Start with breakfast. Replace packaged biscuits and white bread with whole grain options, eggs, or a bowl of dahi. This is the meal where maida most often sneaks in.
Cook rotis at home. Home-made whole wheat or multigrain rotis are one of the healthiest carbohydrate choices for GLP-1 users. Restaurant rotis and readymade rotis are frequently maida-based.
Stock better snacks. Keep roasted chana, makhana, mixed nuts, and boiled eggs accessible. When packaged namkeen is the only option, hunger tends to win.
Don't aim for perfection. The goal is not to eliminate every grain of maida from your diet — it is to shift the balance substantially toward whole foods. Reducing UPF consumption by 60–70% makes a meaningful difference.

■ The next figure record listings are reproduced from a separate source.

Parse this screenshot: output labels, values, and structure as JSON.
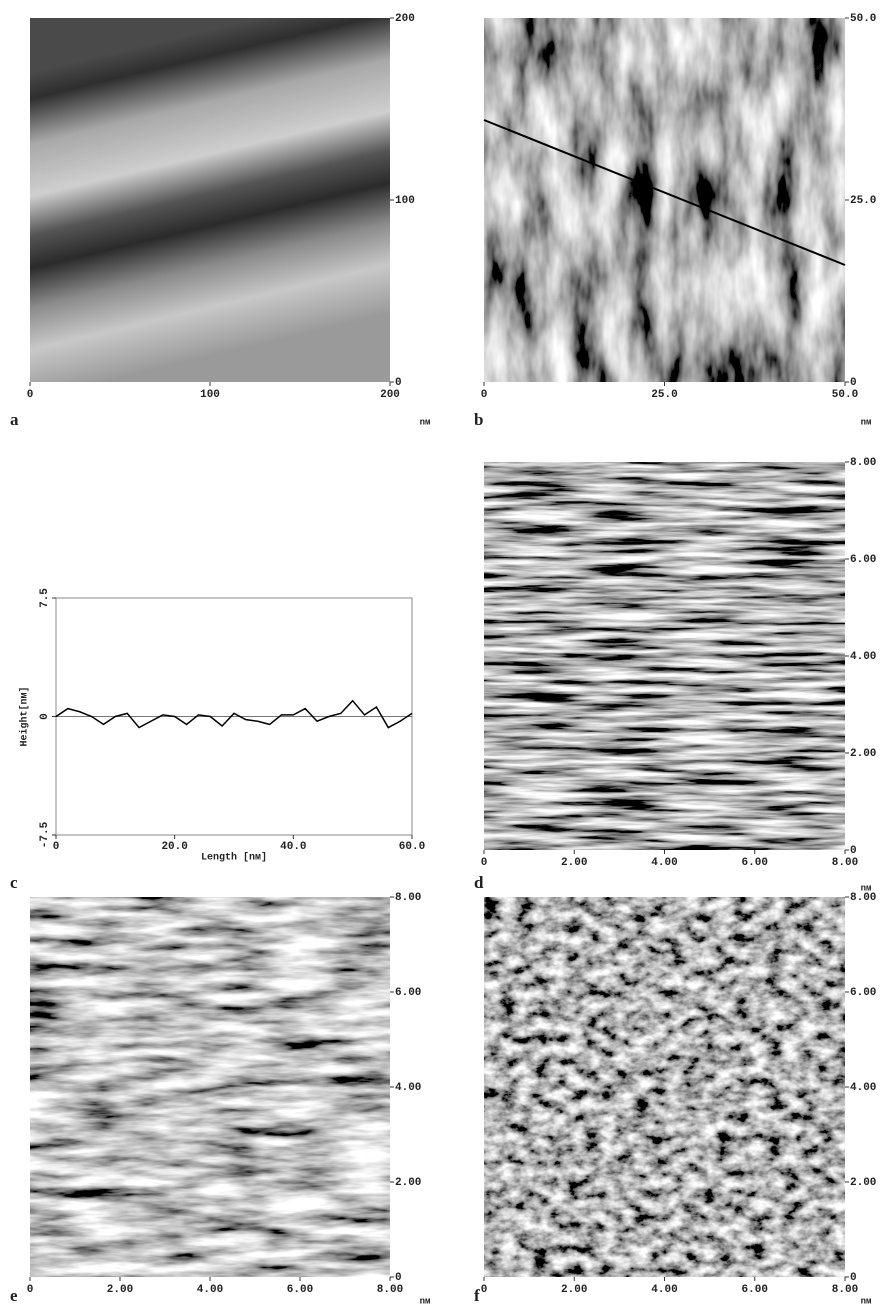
{
  "chart_data": [
    {
      "type": "image",
      "label": "a",
      "unit": "nм",
      "xlim": [
        0,
        200
      ],
      "xticks": [
        0,
        100,
        200
      ],
      "ylim": [
        0,
        200
      ],
      "yticks": [
        0,
        100,
        200
      ]
    },
    {
      "type": "image",
      "label": "b",
      "unit": "nм",
      "xlim": [
        0,
        50
      ],
      "xticks": [
        0,
        {
          "value": 25,
          "label": "25.0"
        },
        {
          "value": 50,
          "label": "50.0"
        }
      ],
      "ylim": [
        0,
        50
      ],
      "yticks": [
        0,
        {
          "value": 25,
          "label": "25.0"
        },
        {
          "value": 50,
          "label": "50.0"
        }
      ]
    },
    {
      "type": "line",
      "label": "c",
      "x_label": "Length [nм]",
      "y_label": "Height[nм]",
      "color": "#000000",
      "x": [
        0,
        2,
        4,
        6,
        8,
        10,
        12,
        14,
        16,
        18,
        20,
        22,
        24,
        26,
        28,
        30,
        32,
        34,
        36,
        38,
        40,
        42,
        44,
        46,
        48,
        50,
        52,
        54,
        56,
        58,
        60
      ],
      "values": [
        0,
        0.5,
        0.3,
        0,
        -0.5,
        0,
        0.2,
        -0.7,
        -0.3,
        0.1,
        0,
        -0.5,
        0.1,
        0,
        -0.6,
        0.2,
        -0.2,
        -0.3,
        -0.5,
        0.1,
        0.1,
        0.5,
        -0.3,
        0,
        0.2,
        1.0,
        0.1,
        0.6,
        -0.7,
        -0.3,
        0.2
      ],
      "xlim": [
        0,
        60
      ],
      "xticks": [
        0,
        {
          "value": 20,
          "label": "20.0"
        },
        {
          "value": 40,
          "label": "40.0"
        },
        {
          "value": 60,
          "label": "60.0"
        }
      ],
      "ylim": [
        -7.5,
        7.5
      ],
      "yticks": [
        -7.5,
        0,
        7.5
      ]
    },
    {
      "type": "image",
      "label": "d",
      "unit": "nм",
      "xlim": [
        0,
        8
      ],
      "xticks": [
        0,
        {
          "value": 2,
          "label": "2.00"
        },
        {
          "value": 4,
          "label": "4.00"
        },
        {
          "value": 6,
          "label": "6.00"
        },
        {
          "value": 8,
          "label": "8.00"
        }
      ],
      "ylim": [
        0,
        8
      ],
      "yticks": [
        0,
        {
          "value": 2,
          "label": "2.00"
        },
        {
          "value": 4,
          "label": "4.00"
        },
        {
          "value": 6,
          "label": "6.00"
        },
        {
          "value": 8,
          "label": "8.00"
        }
      ]
    },
    {
      "type": "image",
      "label": "e",
      "unit": "nм",
      "xlim": [
        0,
        8
      ],
      "xticks": [
        0,
        {
          "value": 2,
          "label": "2.00"
        },
        {
          "value": 4,
          "label": "4.00"
        },
        {
          "value": 6,
          "label": "6.00"
        },
        {
          "value": 8,
          "label": "8.00"
        }
      ],
      "ylim": [
        0,
        8
      ],
      "yticks": [
        0,
        {
          "value": 2,
          "label": "2.00"
        },
        {
          "value": 4,
          "label": "4.00"
        },
        {
          "value": 6,
          "label": "6.00"
        },
        {
          "value": 8,
          "label": "8.00"
        }
      ]
    },
    {
      "type": "image",
      "label": "f",
      "unit": "nм",
      "xlim": [
        0,
        8
      ],
      "xticks": [
        0,
        {
          "value": 2,
          "label": "2.00"
        },
        {
          "value": 4,
          "label": "4.00"
        },
        {
          "value": 6,
          "label": "6.00"
        },
        {
          "value": 8,
          "label": "8.00"
        }
      ],
      "ylim": [
        0,
        8
      ],
      "yticks": [
        0,
        {
          "value": 2,
          "label": "2.00"
        },
        {
          "value": 4,
          "label": "4.00"
        },
        {
          "value": 6,
          "label": "6.00"
        },
        {
          "value": 8,
          "label": "8.00"
        }
      ]
    }
  ]
}
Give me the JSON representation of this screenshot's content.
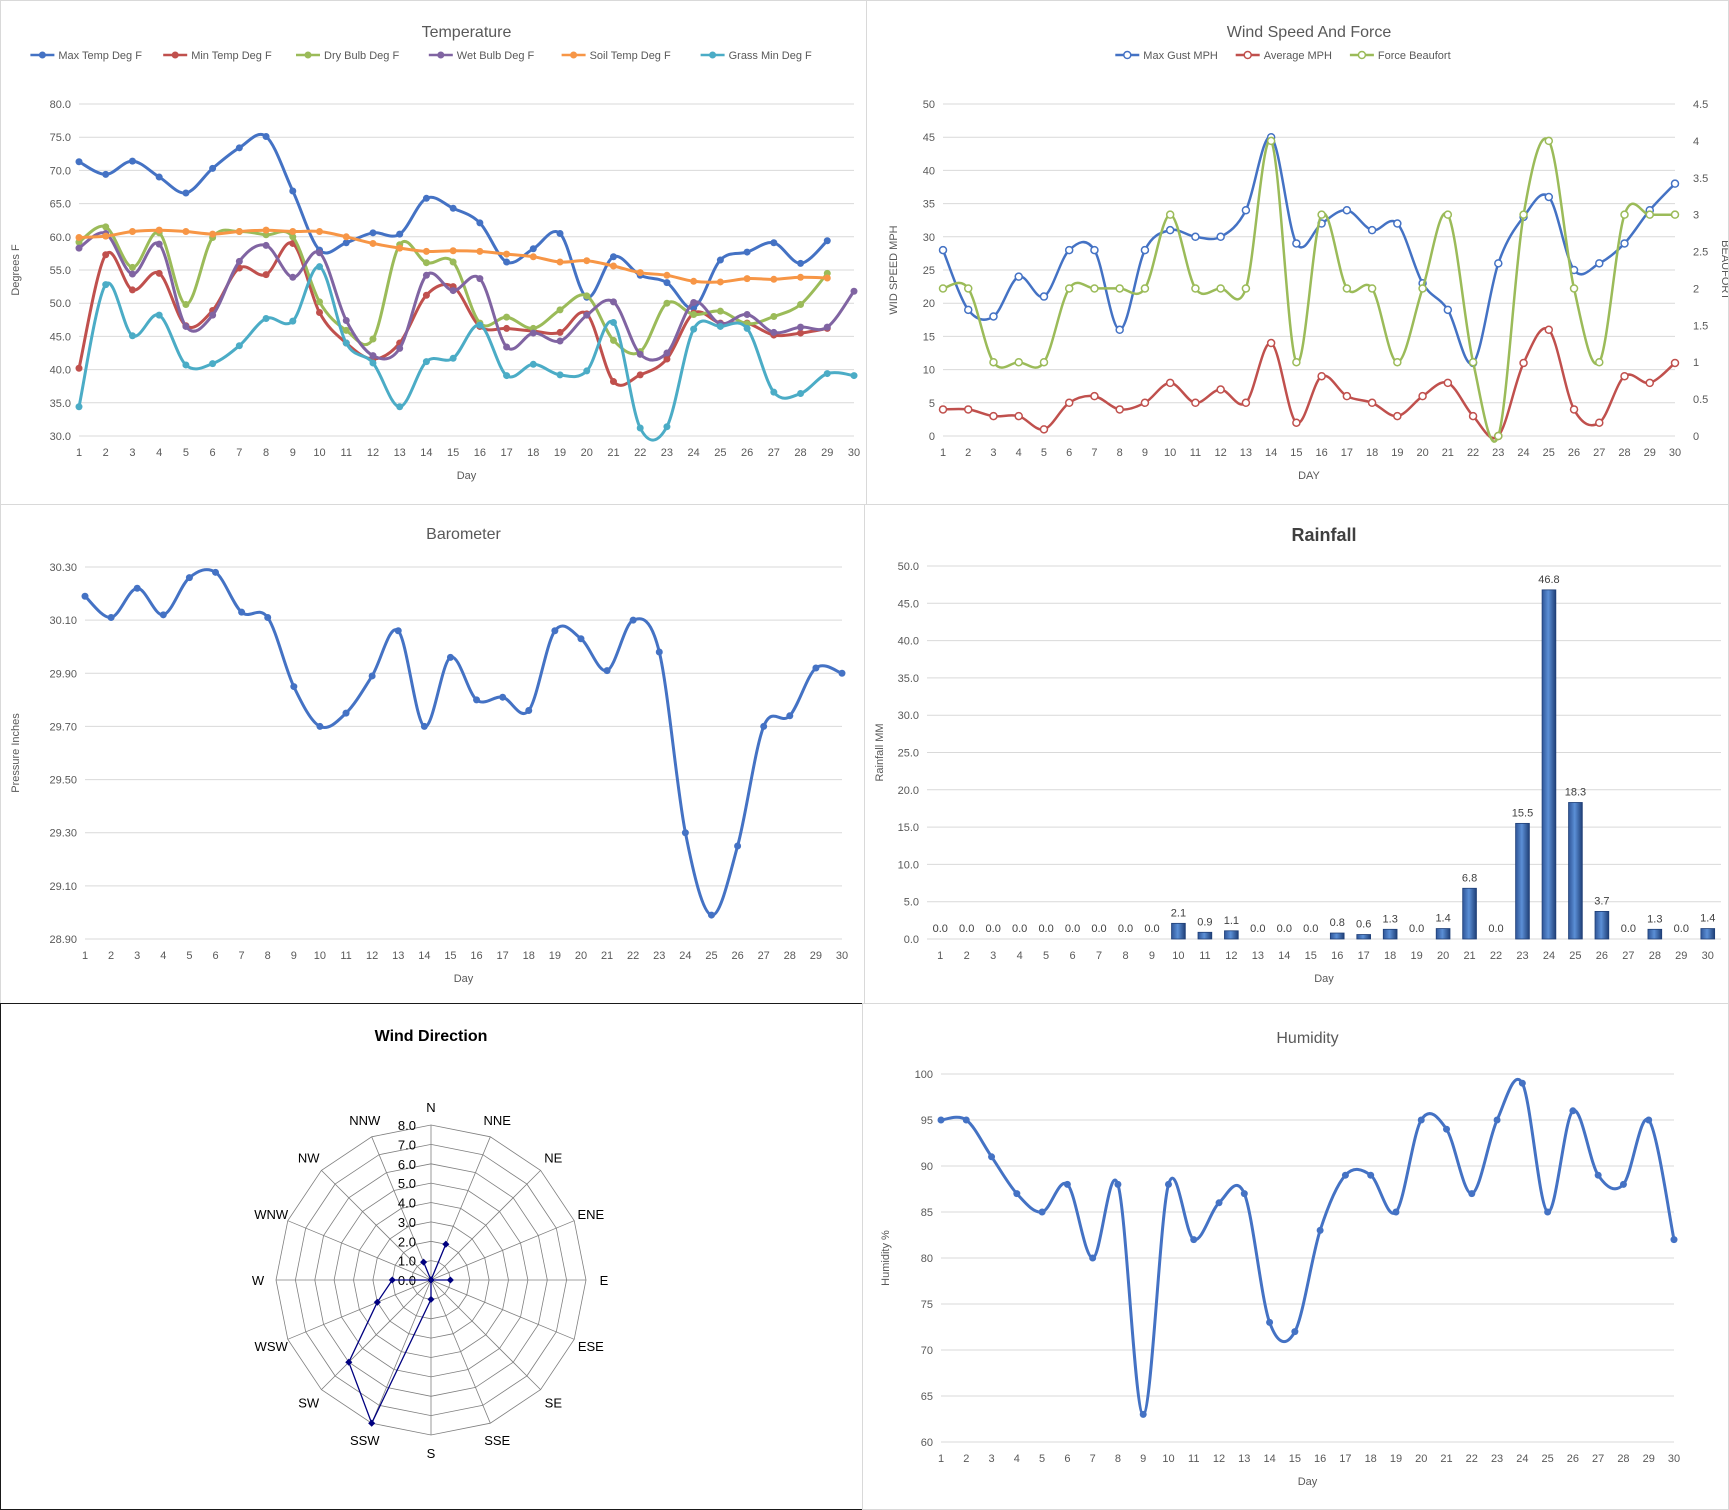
{
  "days": [
    "1",
    "2",
    "3",
    "4",
    "5",
    "6",
    "7",
    "8",
    "9",
    "10",
    "11",
    "12",
    "13",
    "14",
    "15",
    "16",
    "17",
    "18",
    "19",
    "20",
    "21",
    "22",
    "23",
    "24",
    "25",
    "26",
    "27",
    "28",
    "29",
    "30"
  ],
  "chart_data": [
    {
      "type": "line",
      "title": "Temperature",
      "xlabel": "Day",
      "ylabel": "Degrees F",
      "ylim": [
        30,
        80
      ],
      "yticks": [
        "30.0",
        "35.0",
        "40.0",
        "45.0",
        "50.0",
        "55.0",
        "60.0",
        "65.0",
        "70.0",
        "75.0",
        "80.0"
      ],
      "grid": true,
      "legend": "top",
      "series": [
        {
          "name": "Max Temp Deg F",
          "color": "#4472C4",
          "values": [
            71.3,
            69.4,
            71.4,
            69.0,
            66.6,
            70.3,
            73.4,
            75.1,
            66.9,
            58.0,
            59.1,
            60.6,
            60.4,
            65.8,
            64.3,
            62.1,
            56.2,
            58.2,
            60.5,
            50.9,
            57.0,
            54.2,
            53.1,
            49.3,
            56.5,
            57.7,
            59.1,
            56.0,
            59.4,
            null
          ]
        },
        {
          "name": "Min Temp Deg F",
          "color": "#C0504D",
          "values": [
            40.2,
            57.3,
            52.0,
            54.5,
            46.6,
            48.9,
            55.3,
            54.3,
            59.0,
            48.6,
            44.0,
            41.6,
            44.0,
            51.2,
            52.5,
            46.5,
            46.2,
            45.8,
            45.6,
            48.4,
            38.2,
            39.2,
            41.6,
            48.5,
            47.0,
            47.0,
            45.2,
            45.5,
            46.2,
            null
          ]
        },
        {
          "name": "Dry Bulb Deg F",
          "color": "#9BBB59",
          "values": [
            59.2,
            61.5,
            55.4,
            60.6,
            49.8,
            59.9,
            60.8,
            60.3,
            60.0,
            50.2,
            45.9,
            44.6,
            58.8,
            56.1,
            56.2,
            47.0,
            47.9,
            46.2,
            49.0,
            51.1,
            44.4,
            42.7,
            50.0,
            48.3,
            48.8,
            46.9,
            48.0,
            49.8,
            54.5,
            null
          ]
        },
        {
          "name": "Wet Bulb Deg F",
          "color": "#8064A2",
          "values": [
            58.3,
            60.5,
            54.4,
            58.9,
            46.5,
            48.2,
            56.3,
            58.7,
            53.9,
            57.6,
            47.4,
            42.1,
            43.2,
            54.2,
            51.9,
            53.7,
            43.4,
            45.5,
            44.3,
            48.2,
            50.2,
            42.3,
            42.5,
            50.1,
            46.9,
            48.3,
            45.6,
            46.4,
            46.4,
            51.8
          ]
        },
        {
          "name": "Soil Temp Deg F",
          "color": "#F79646",
          "values": [
            59.9,
            60.1,
            60.8,
            61.0,
            60.8,
            60.4,
            60.8,
            61.0,
            60.8,
            60.8,
            60.0,
            59.0,
            58.3,
            57.8,
            57.9,
            57.8,
            57.4,
            57.0,
            56.2,
            56.4,
            55.6,
            54.6,
            54.2,
            53.3,
            53.2,
            53.7,
            53.6,
            53.9,
            53.8,
            null
          ]
        },
        {
          "name": "Grass Min Deg F",
          "color": "#4BACC6",
          "values": [
            34.4,
            52.8,
            45.1,
            48.2,
            40.7,
            40.9,
            43.6,
            47.7,
            47.3,
            55.5,
            44.0,
            41.0,
            34.4,
            41.2,
            41.7,
            46.7,
            39.1,
            40.8,
            39.2,
            39.8,
            47.1,
            31.2,
            31.4,
            46.1,
            46.5,
            46.2,
            36.6,
            36.4,
            39.4,
            39.1
          ]
        }
      ]
    },
    {
      "type": "line",
      "title": "Wind Speed And Force",
      "xlabel": "DAY",
      "ylabel": "WID SPEED MPH",
      "y2label": "BEAUFORT",
      "ylim": [
        0,
        50
      ],
      "y2lim": [
        0,
        4.5
      ],
      "yticks": [
        "0",
        "5",
        "10",
        "15",
        "20",
        "25",
        "30",
        "35",
        "40",
        "45",
        "50"
      ],
      "y2ticks": [
        "0",
        "0.5",
        "1",
        "1.5",
        "2",
        "2.5",
        "3",
        "3.5",
        "4",
        "4.5"
      ],
      "grid": true,
      "legend": "top",
      "series": [
        {
          "name": "Max Gust MPH",
          "color": "#4472C4",
          "axis": "left",
          "values": [
            28,
            19,
            18,
            24,
            21,
            28,
            28,
            16,
            28,
            31,
            30,
            30,
            34,
            45,
            29,
            32,
            34,
            31,
            32,
            23,
            19,
            11,
            26,
            33,
            36,
            25,
            26,
            29,
            34,
            38
          ]
        },
        {
          "name": "Average MPH",
          "color": "#C0504D",
          "axis": "left",
          "values": [
            4,
            4,
            3,
            3,
            1,
            5,
            6,
            4,
            5,
            8,
            5,
            7,
            5,
            14,
            2,
            9,
            6,
            5,
            3,
            6,
            8,
            3,
            0,
            11,
            16,
            4,
            2,
            9,
            8,
            11
          ]
        },
        {
          "name": "Force Beaufort",
          "color": "#9BBB59",
          "axis": "right",
          "values": [
            2,
            2,
            1,
            1,
            1,
            2,
            2,
            2,
            2,
            3,
            2,
            2,
            2,
            4,
            1,
            3,
            2,
            2,
            1,
            2,
            3,
            1,
            0,
            3,
            4,
            2,
            1,
            3,
            3,
            3
          ]
        }
      ]
    },
    {
      "type": "line",
      "title": "Barometer",
      "xlabel": "Day",
      "ylabel": "Pressure Inches",
      "ylim": [
        28.9,
        30.3
      ],
      "yticks": [
        "28.90",
        "29.10",
        "29.30",
        "29.50",
        "29.70",
        "29.90",
        "30.10",
        "30.30"
      ],
      "grid": true,
      "series": [
        {
          "name": "",
          "color": "#4472C4",
          "values": [
            30.19,
            30.11,
            30.22,
            30.12,
            30.26,
            30.28,
            30.13,
            30.11,
            29.85,
            29.7,
            29.75,
            29.89,
            30.06,
            29.7,
            29.96,
            29.8,
            29.81,
            29.76,
            30.06,
            30.03,
            29.91,
            30.1,
            29.98,
            29.3,
            28.99,
            29.25,
            29.7,
            29.74,
            29.92,
            29.9
          ]
        }
      ]
    },
    {
      "type": "bar",
      "title": "Rainfall",
      "xlabel": "Day",
      "ylabel": "Rainfall MM",
      "ylim": [
        0,
        50
      ],
      "yticks": [
        "0.0",
        "5.0",
        "10.0",
        "15.0",
        "20.0",
        "25.0",
        "30.0",
        "35.0",
        "40.0",
        "45.0",
        "50.0"
      ],
      "grid": true,
      "values": [
        0,
        0,
        0,
        0,
        0,
        0,
        0,
        0,
        0,
        2.1,
        0.9,
        1.1,
        0,
        0,
        0,
        0.8,
        0.6,
        1.3,
        0,
        1.4,
        6.8,
        0,
        15.5,
        46.8,
        18.3,
        3.7,
        0,
        1.3,
        0,
        1.4
      ],
      "labels": [
        "0.0",
        "0.0",
        "0.0",
        "0.0",
        "0.0",
        "0.0",
        "0.0",
        "0.0",
        "0.0",
        "2.1",
        "0.9",
        "1.1",
        "0.0",
        "0.0",
        "0.0",
        "0.8",
        "0.6",
        "1.3",
        "0.0",
        "1.4",
        "6.8",
        "0.0",
        "15.5",
        "46.8",
        "18.3",
        "3.7",
        "0.0",
        "1.3",
        "0.0",
        "1.4"
      ],
      "color": "#4472C4"
    },
    {
      "type": "radar",
      "title": "Wind Direction",
      "directions": [
        "N",
        "NNE",
        "NE",
        "ENE",
        "E",
        "ESE",
        "SE",
        "SSE",
        "S",
        "SSW",
        "SW",
        "WSW",
        "W",
        "WNW",
        "NW",
        "NNW"
      ],
      "rlim": [
        0,
        8
      ],
      "rticks": [
        "0.0",
        "1.0",
        "2.0",
        "3.0",
        "4.0",
        "5.0",
        "6.0",
        "7.0",
        "8.0"
      ],
      "values": [
        0,
        2,
        0,
        0,
        1,
        0,
        0,
        0,
        1,
        8,
        6,
        3,
        2,
        0,
        0,
        1
      ],
      "color": "#000080"
    },
    {
      "type": "line",
      "title": "Humidity",
      "xlabel": "Day",
      "ylabel": "Humidity %",
      "ylim": [
        60,
        100
      ],
      "yticks": [
        "60",
        "65",
        "70",
        "75",
        "80",
        "85",
        "90",
        "95",
        "100"
      ],
      "grid": true,
      "series": [
        {
          "name": "",
          "color": "#4472C4",
          "values": [
            95,
            95,
            91,
            87,
            85,
            88,
            80,
            88,
            63,
            88,
            82,
            86,
            87,
            73,
            72,
            83,
            89,
            89,
            85,
            95,
            94,
            87,
            95,
            99,
            85,
            96,
            89,
            88,
            95,
            82
          ]
        }
      ]
    }
  ]
}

Read menus. When ordering at restaurants, ask whether rotis are whole wheat or maida. Most will tell you honestly. If unsure, choose rice (lower GI than maida roti) or skip bread entirely and increase dal and sabzi servings.

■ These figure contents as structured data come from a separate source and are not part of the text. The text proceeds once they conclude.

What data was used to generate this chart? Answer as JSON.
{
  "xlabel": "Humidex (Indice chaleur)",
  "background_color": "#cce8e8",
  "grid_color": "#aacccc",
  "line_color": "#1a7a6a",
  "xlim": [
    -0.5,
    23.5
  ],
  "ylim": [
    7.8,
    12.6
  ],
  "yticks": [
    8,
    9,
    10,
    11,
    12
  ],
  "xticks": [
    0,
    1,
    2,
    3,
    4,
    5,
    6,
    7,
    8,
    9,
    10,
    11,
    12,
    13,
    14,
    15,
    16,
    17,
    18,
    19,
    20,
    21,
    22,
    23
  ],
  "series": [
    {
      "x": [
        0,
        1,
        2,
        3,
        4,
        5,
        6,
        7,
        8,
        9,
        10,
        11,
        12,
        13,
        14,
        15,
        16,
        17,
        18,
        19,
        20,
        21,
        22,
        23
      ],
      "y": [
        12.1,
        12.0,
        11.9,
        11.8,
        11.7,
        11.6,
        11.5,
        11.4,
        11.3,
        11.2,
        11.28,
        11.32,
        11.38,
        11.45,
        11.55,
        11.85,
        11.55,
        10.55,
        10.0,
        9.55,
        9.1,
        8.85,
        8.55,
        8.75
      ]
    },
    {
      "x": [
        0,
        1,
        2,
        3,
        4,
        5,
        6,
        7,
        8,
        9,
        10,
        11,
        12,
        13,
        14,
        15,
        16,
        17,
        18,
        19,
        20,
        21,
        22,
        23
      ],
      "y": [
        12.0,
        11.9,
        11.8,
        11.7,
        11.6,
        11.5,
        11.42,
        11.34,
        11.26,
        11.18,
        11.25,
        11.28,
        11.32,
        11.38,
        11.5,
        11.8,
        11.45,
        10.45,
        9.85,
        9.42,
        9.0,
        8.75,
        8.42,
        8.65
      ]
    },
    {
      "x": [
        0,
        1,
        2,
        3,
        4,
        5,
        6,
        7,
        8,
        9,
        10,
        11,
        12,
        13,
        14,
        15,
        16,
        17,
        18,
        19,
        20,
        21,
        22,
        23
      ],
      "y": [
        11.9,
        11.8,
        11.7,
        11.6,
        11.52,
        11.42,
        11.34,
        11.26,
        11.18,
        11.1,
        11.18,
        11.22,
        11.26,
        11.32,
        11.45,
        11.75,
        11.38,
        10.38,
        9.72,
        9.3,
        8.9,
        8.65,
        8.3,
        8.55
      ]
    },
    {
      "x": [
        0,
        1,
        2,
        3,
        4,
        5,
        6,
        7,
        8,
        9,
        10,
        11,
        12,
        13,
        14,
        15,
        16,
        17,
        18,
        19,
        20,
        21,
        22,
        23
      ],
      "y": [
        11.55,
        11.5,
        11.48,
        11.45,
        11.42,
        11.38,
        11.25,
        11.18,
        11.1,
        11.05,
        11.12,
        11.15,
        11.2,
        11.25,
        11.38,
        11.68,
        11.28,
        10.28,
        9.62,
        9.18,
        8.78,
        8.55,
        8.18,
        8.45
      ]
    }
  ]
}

Q: Is atta (whole wheat flour) roti fine on GLP-1 medications?
Yes. Whole wheat atta roti has a significantly lower glycaemic impact than maida roti, contains more fibre, protein, and B vitamins, and is well-tolerated on GLP-1 medications. The standard 6-inch whole wheat chapati (30 g) contains approximately 80 calories, 3 g protein, and 2 g fibre — a reasonable carbohydrate choice.
Q: Can I eat Parle-G or Marie biscuits as a light snack?
These biscuits are made from maida with added sugar and provide almost no protein, fibre, or micronutrients. On GLP-1 medications where every eating occasion is limited, they represent a poor nutritional investment. Replace with a small handful of mixed nuts or a boiled egg, which provide protein and satiety with far fewer refined carbohydrates.
Q: What about Maggi noodles? Are they really that bad?
Maggi is almost pure maida (refined wheat flour) with very high sodium (~800–1000 mg per serving). The high sodium content causes water retention and can exacerbate bloating — a common GLP-1 side effect. If you enjoy noodle dishes, look for oat-based noodles or glass noodles (vermicelli) as alternatives.
Q: Sooji (semolina) — is it better than maida?
Sooji (semolina) is less refined than maida — it retains more protein and some nutrients. However, its glycaemic index is still fairly high (~55–65 for most preparations). Upma, rava idli, and sheera made from sooji are significantly better than pure maida preparations, but still less preferable than millets, whole wheat, or high-protein grain alternatives.